Она улыбнулась, вспомнив, как Петя Козлов, упорно не желавший отвечать на ее расспросы, вдруг спросил:
— Это правда, что вы командиром в армии были?
— Правда.
— На фронте... или в тылу?
Она рассказала:
— На фронте. Строила огневые точки, наводила мосты, прокладывала путь машинам через болота... А уж с вами тем более справлюсь! — добавила она под конец.
Петя Козлов промолчал, но позднее Аня видела, что он оживленно беседует то с одним приятелем, то с другим, и все с любопытством на нее поглядывают. Надо говорить с ними уверенней, тверже, орденскую планку приколоть к платью.
Решив так, она с облегчением отстранила деловые размышления — это успеется завтра, сегодня вечером... А сейчас — вот он, Ленинград!

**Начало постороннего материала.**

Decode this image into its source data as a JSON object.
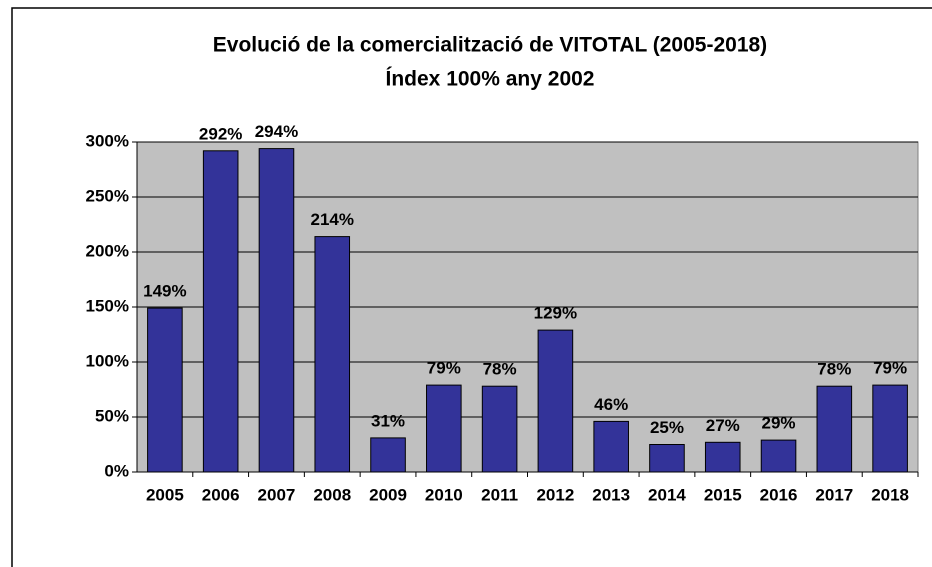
{
  "chart_data": {
    "type": "bar",
    "title": "Evolució de la comercialització de VITOTAL (2005-2018)",
    "subtitle": "Índex 100% any 2002",
    "categories": [
      "2005",
      "2006",
      "2007",
      "2008",
      "2009",
      "2010",
      "2011",
      "2012",
      "2013",
      "2014",
      "2015",
      "2016",
      "2017",
      "2018"
    ],
    "values": [
      149,
      292,
      294,
      214,
      31,
      79,
      78,
      129,
      46,
      25,
      27,
      29,
      78,
      79
    ],
    "value_labels": [
      "149%",
      "292%",
      "294%",
      "214%",
      "31%",
      "79%",
      "78%",
      "129%",
      "46%",
      "25%",
      "27%",
      "29%",
      "78%",
      "79%"
    ],
    "color": "#333399",
    "ylim": [
      0,
      300
    ],
    "yticks": [
      {
        "value": 0,
        "label": "0%"
      },
      {
        "value": 50,
        "label": "50%"
      },
      {
        "value": 100,
        "label": "100%"
      },
      {
        "value": 150,
        "label": "150%"
      },
      {
        "value": 200,
        "label": "200%"
      },
      {
        "value": 250,
        "label": "250%"
      },
      {
        "value": 300,
        "label": "300%"
      }
    ],
    "grid": true
  }
}
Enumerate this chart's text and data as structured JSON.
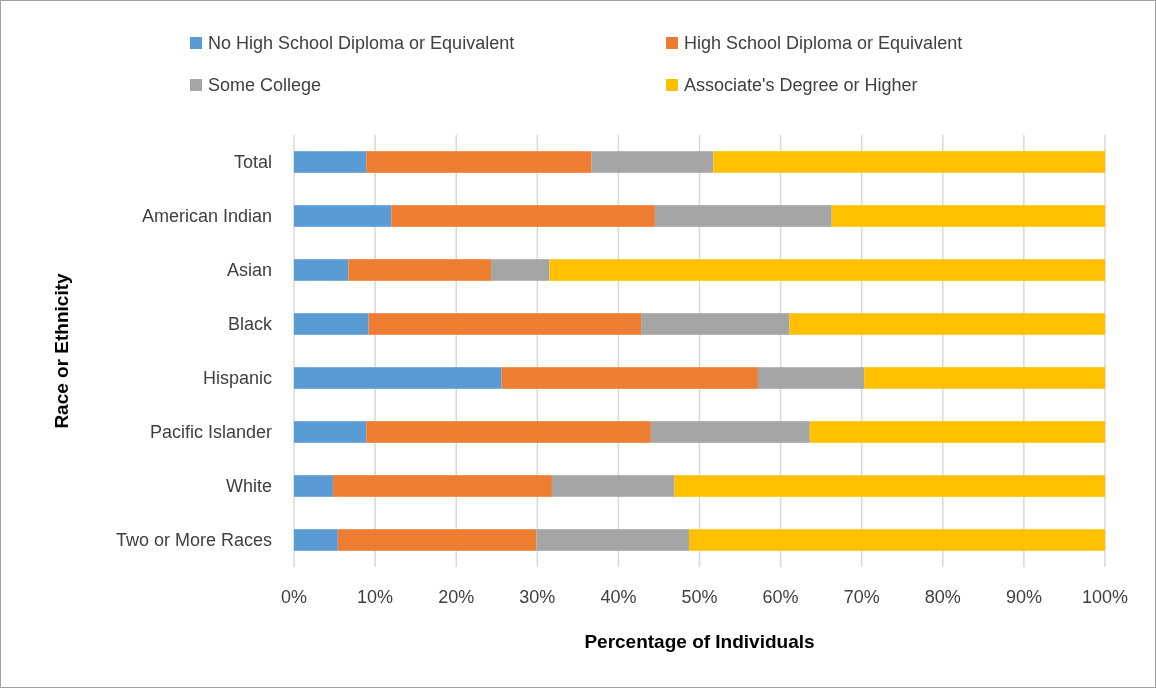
{
  "chart_data": {
    "type": "bar",
    "orientation": "horizontal",
    "stacked": true,
    "xlabel": "Percentage of Individuals",
    "ylabel": "Race or Ethnicity",
    "categories": [
      "Total",
      "American Indian",
      "Asian",
      "Black",
      "Hispanic",
      "Pacific Islander",
      "White",
      "Two or More Races"
    ],
    "series": [
      {
        "name": "No High School Diploma or Equivalent",
        "color": "#5b9bd5",
        "values": [
          8.9,
          12.0,
          6.7,
          9.2,
          25.6,
          8.9,
          4.8,
          5.4
        ]
      },
      {
        "name": "High School Diploma or Equivalent",
        "color": "#ed7d31",
        "values": [
          27.8,
          32.5,
          17.6,
          33.6,
          31.6,
          35.1,
          27.0,
          24.5
        ]
      },
      {
        "name": "Some College",
        "color": "#a5a5a5",
        "values": [
          15.0,
          21.8,
          7.2,
          18.3,
          13.1,
          19.6,
          15.1,
          18.8
        ]
      },
      {
        "name": "Associate's Degree or Higher",
        "color": "#ffc000",
        "values": [
          48.3,
          33.7,
          68.5,
          38.9,
          29.7,
          36.4,
          53.1,
          51.3
        ]
      }
    ],
    "xlim": [
      0,
      100
    ],
    "xticks": [
      {
        "value": 0,
        "label": "0%"
      },
      {
        "value": 10,
        "label": "10%"
      },
      {
        "value": 20,
        "label": "20%"
      },
      {
        "value": 30,
        "label": "30%"
      },
      {
        "value": 40,
        "label": "40%"
      },
      {
        "value": 50,
        "label": "50%"
      },
      {
        "value": 60,
        "label": "60%"
      },
      {
        "value": 70,
        "label": "70%"
      },
      {
        "value": 80,
        "label": "80%"
      },
      {
        "value": 90,
        "label": "90%"
      },
      {
        "value": 100,
        "label": "100%"
      }
    ],
    "grid": "x",
    "legend": "top"
  }
}
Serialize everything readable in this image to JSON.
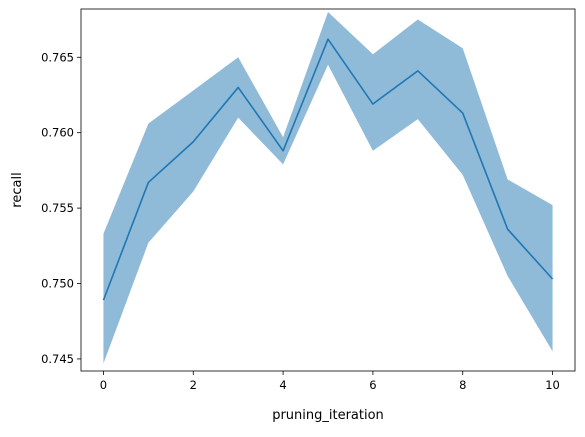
{
  "chart_data": {
    "type": "line",
    "title": "",
    "xlabel": "pruning_iteration",
    "ylabel": "recall",
    "xlim": [
      -0.5,
      10.5
    ],
    "ylim": [
      0.7442,
      0.7682
    ],
    "x_ticks": [
      0,
      2,
      4,
      6,
      8,
      10
    ],
    "x_tick_labels": [
      "0",
      "2",
      "4",
      "6",
      "8",
      "10"
    ],
    "y_ticks": [
      0.745,
      0.75,
      0.755,
      0.76,
      0.765
    ],
    "y_tick_labels": [
      "0.745",
      "0.750",
      "0.755",
      "0.760",
      "0.765"
    ],
    "grid": false,
    "legend": "none",
    "series": [
      {
        "x": [
          0,
          1,
          2,
          3,
          4,
          5,
          6,
          7,
          8,
          9,
          10
        ],
        "values": [
          0.7489,
          0.7567,
          0.7594,
          0.763,
          0.7588,
          0.7662,
          0.7619,
          0.7641,
          0.7613,
          0.7536,
          0.7503
        ],
        "band_lower": [
          0.7447,
          0.7527,
          0.7561,
          0.761,
          0.7579,
          0.7645,
          0.7588,
          0.7609,
          0.7572,
          0.7505,
          0.7455
        ],
        "band_upper": [
          0.7533,
          0.7606,
          0.7628,
          0.765,
          0.7597,
          0.768,
          0.7652,
          0.7675,
          0.7656,
          0.7569,
          0.7552
        ],
        "color": "#1f77b4",
        "band_color": "#1f77b4"
      }
    ]
  }
}
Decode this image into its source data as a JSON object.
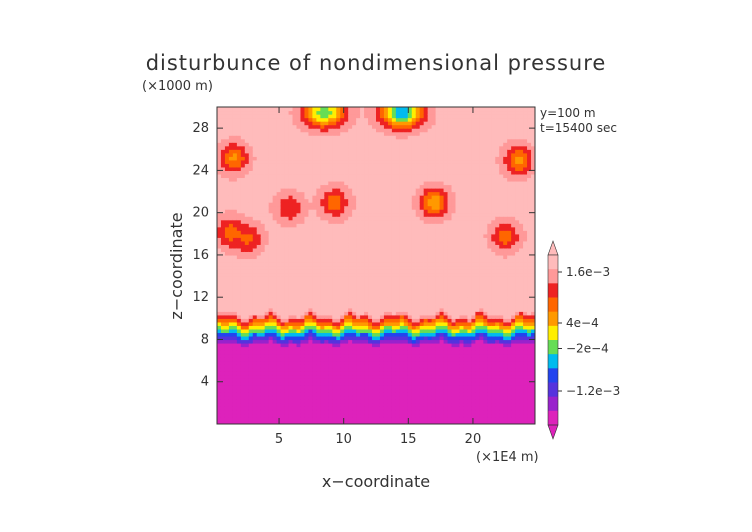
{
  "chart_data": {
    "type": "heatmap",
    "title": "disturbunce of nondimensional pressure",
    "yunit": "(×1000 m)",
    "xunit": "(×1E4 m)",
    "xlabel": "x−coordinate",
    "ylabel": "z−coordinate",
    "annotations": [
      "y=100  m",
      "t=15400 sec"
    ],
    "xlim": [
      0.2,
      24.8
    ],
    "ylim": [
      0,
      30
    ],
    "xticks": [
      5,
      10,
      15,
      20
    ],
    "xtick_labels": [
      "5",
      "10",
      "15",
      "20"
    ],
    "yticks": [
      4,
      8,
      12,
      16,
      20,
      24,
      28
    ],
    "ytick_labels": [
      "4",
      "8",
      "12",
      "16",
      "20",
      "24",
      "28"
    ],
    "grid": false,
    "colorbar": {
      "labels": [
        "1.6e−3",
        "4e−4",
        "−2e−4",
        "−1.2e−3"
      ],
      "label_values": [
        0.0016,
        0.0004,
        -0.0002,
        -0.0012
      ],
      "vmin": -0.002,
      "vmax": 0.002,
      "colors": [
        "#dd22bb",
        "#9922cc",
        "#5533dd",
        "#2244ee",
        "#00bbee",
        "#66dd55",
        "#ffee00",
        "#ff9900",
        "#ff6600",
        "#ee2222",
        "#ff9999",
        "#ffbbbb"
      ],
      "extends": "both"
    },
    "field_summary": {
      "lower_layer": {
        "z_range": [
          0,
          7.5
        ],
        "value": -0.0018
      },
      "transition_band_z": [
        7.5,
        10.5
      ],
      "upper_background_value": 0.0018,
      "blobs": [
        {
          "x": 1.5,
          "z": 25.2,
          "value": 0.0006
        },
        {
          "x": 23.5,
          "z": 25.0,
          "value": 0.0006
        },
        {
          "x": 17.0,
          "z": 21.0,
          "value": 0.0004
        },
        {
          "x": 5.8,
          "z": 20.5,
          "value": 0.001
        },
        {
          "x": 9.3,
          "z": 21.0,
          "value": 0.0008
        },
        {
          "x": 1.2,
          "z": 18.2,
          "value": 0.0008
        },
        {
          "x": 2.6,
          "z": 17.6,
          "value": 0.0009
        },
        {
          "x": 22.5,
          "z": 17.8,
          "value": 0.0008
        }
      ],
      "top_depressions": [
        {
          "x": 8.5,
          "z": 29.5,
          "value": -0.0002
        },
        {
          "x": 14.5,
          "z": 29.5,
          "value": -0.0006
        }
      ]
    }
  }
}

Здравствуй, Ленинград! Как давно мы с тобой не видались!
Она вышла на площадь, широко раскинувшуюся вокруг памятника Кирову. Киров стоял на гранитном возвышении, распахнув пальто, в позе свободной и энергичной, чуть прищурив веселые глаза, как будто осматривался и заново узнавал любимый город, и его людей, и всю жизнь, клокочущую вокруг и насыщенную доброй и могучей силой, которая так ярко воплощалась в нем самом.
«Посмотри, до чего хорош наш город! — как бы говорил он женщине, остановившейся перед ним. — Какие замечательные дела разворачиваются вокруг! Хочется жить и жить!»
«Да, Сергей Миронович, — мысленно ответила она. — Я знаю. Вижу. И я хочу жить так, как умели вы. И ничего другого мне не надо, ничего!»
«Ну-ну, — весело щурясь, сказал он и будто подтолкнул ее. — Так и живи, как решила. Только ни от чего не зарекайся. Тебе нужна вся жизнь, и вся жизнь — твоя».
Она пошла вдоль проспекта, будто впервые видя все, что окружало ее.
Как много новых домов выросло на месте развалин военных лет, и сколько их еще строится! А это что за улица? Два ряда многоэтажных домов, — ведь не было здесь раньше никакой улицы! Из тающих сугробов выступают тоненькие метелки молодых деревцов, — и этого сквера не было. Навстречу бежит голубой троллейбус, — и троллейбус не ходил здесь раньше...
Она доехала в троллейбусе до центра и долго стояла в начале Невского проспекта, наслаждаясь тем, что все вокруг давно знакомо, любимо и в то же время будто впервые увидено. Уж на что всем известен, выгравирован на медалях, воспет поэтами и художниками светлый шпиль Адмиралтейства, а вот она смотрит на него — и, словно первый раз в жизни, поражена чистейшими линиями, взлетающими к небу от массивного и все-таки легкого основания.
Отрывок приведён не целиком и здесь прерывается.